Jul 12, 2011

THE Capricornia Yearling Sales was the catalyst for a fairytale story come true again yesterday when Bonny The Viper, an unwanted yearling, won the $134,000 2YO Classic (1200m) at Callaghan Park.
Ridden by Caloundra teenage apprentice Cassie Priest, who retained the ride as reward for tireless help to Bonny The Viper's trainer Garnett Taylor earlier this year, the Garrison Savannah filly dashed away to beat favourite Sweet Reward (x Private Agenda).
Private Chat, another of the Private Agenda breed, held third placing.
Rewind the clock a year and Bonny The Viper, now with four straight wins and the undisputed Queen of Central Queensland juvenile racehorses, was walked out of the Capricornia Sales ring after being rejected by so-called good judges.

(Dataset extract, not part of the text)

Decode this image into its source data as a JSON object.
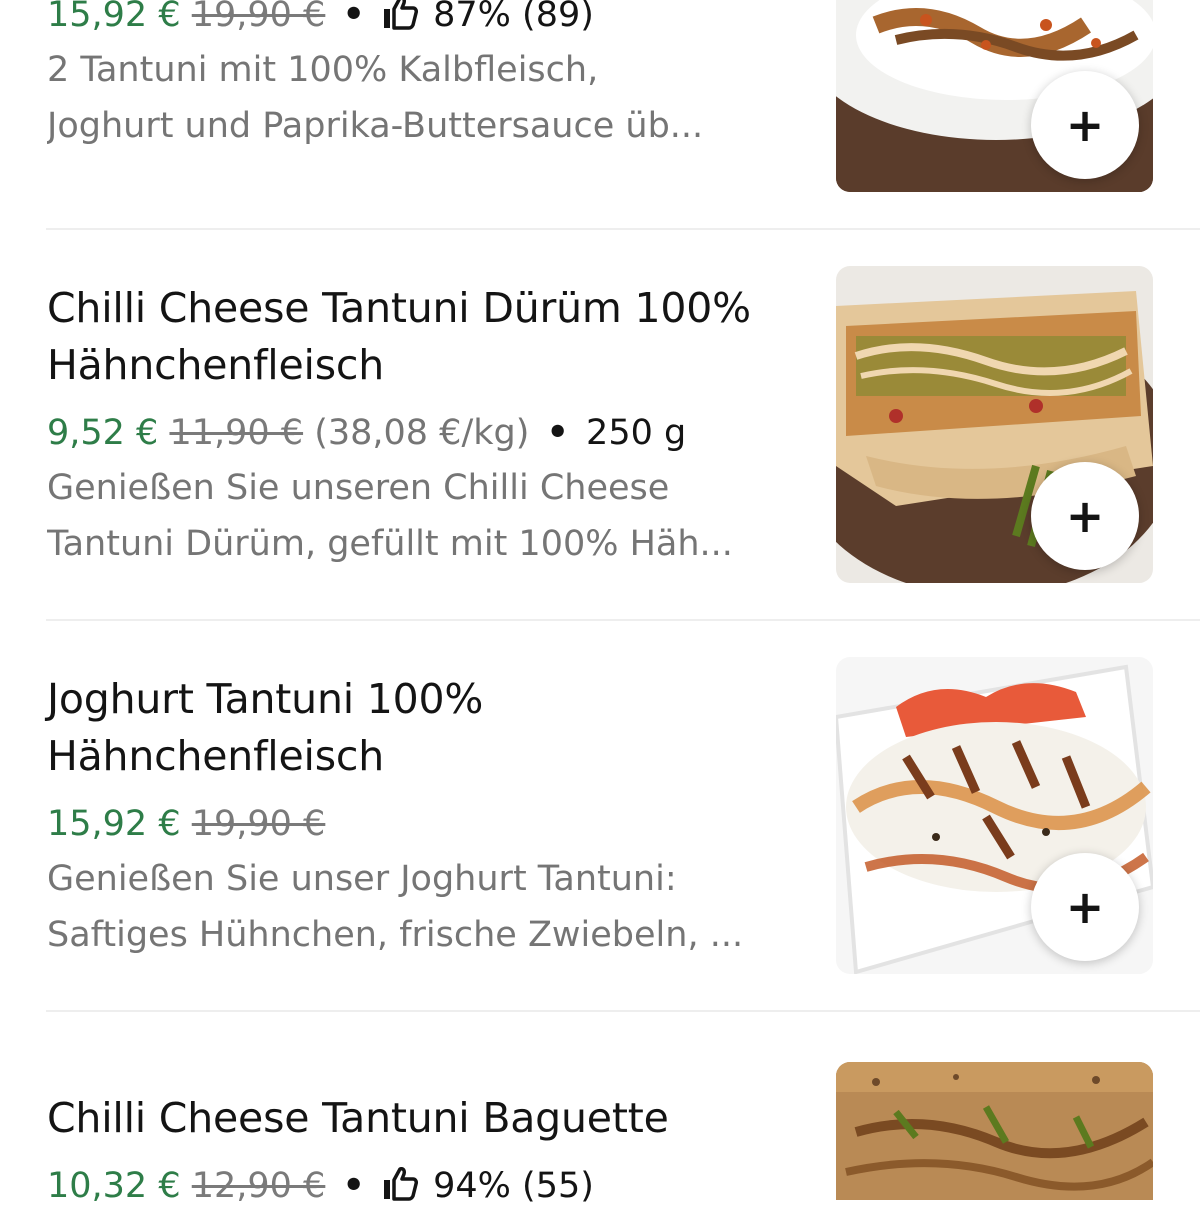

Her elderly Rockhampton breeder Phil Hughes, a stalwart of the Central Queensland breeding industry, bought her back for just $4000.
“I was just shocked. Nobody wanted the Garrison Savannah breed last year. Now everybody is chasing them. A year makes a big difference,” Hughes said.
That is almost certain to be reflected in the sale prices of the two Garrison Savannah yearlings on offer today, lots 19 and 21, when the 2011 edition of the Capricornia Yearling Sales are conducted by Magic Millions in Rockhampton.
Taylor could hardly contain his elation after the win yesterday.
“I've been nervous all week. I really thought she could win, as she had improved since her win in Rocky (third straight) a few weeks back. It's a great feeling,” he said,
It's a high Taylor has tasted before, having won the race three years ago with Falverosa.
Just like the Cinderella race result it was – considering Bonny The Viper has now won almost $115,000 in stakes – there were two special qualities that surfaced post-race.
Taylor originally wanted his daughter Alisha, who returned from injury a fortnight ago, to ride Bonny The Viper in the Classic but in an unselfish act, the top teenage apprentice rejected his offer.
“Alisha said: ‘No Dad. Cassie has ridden Bonny twice for two wins and knows her so well and it would be not fair to take her off,'” Taylor said.
“Alisha was right, but it was just the father in me coming out. Cassie was fabulous to me when I took Bonny and 35 horses to Caloundra for two months after the January flood.
“Alisha broke her ankle there and Cassie volunteered to ride my horses and arranged for other work riders to do the same. I owed her and really I'm so pleased for her sake.”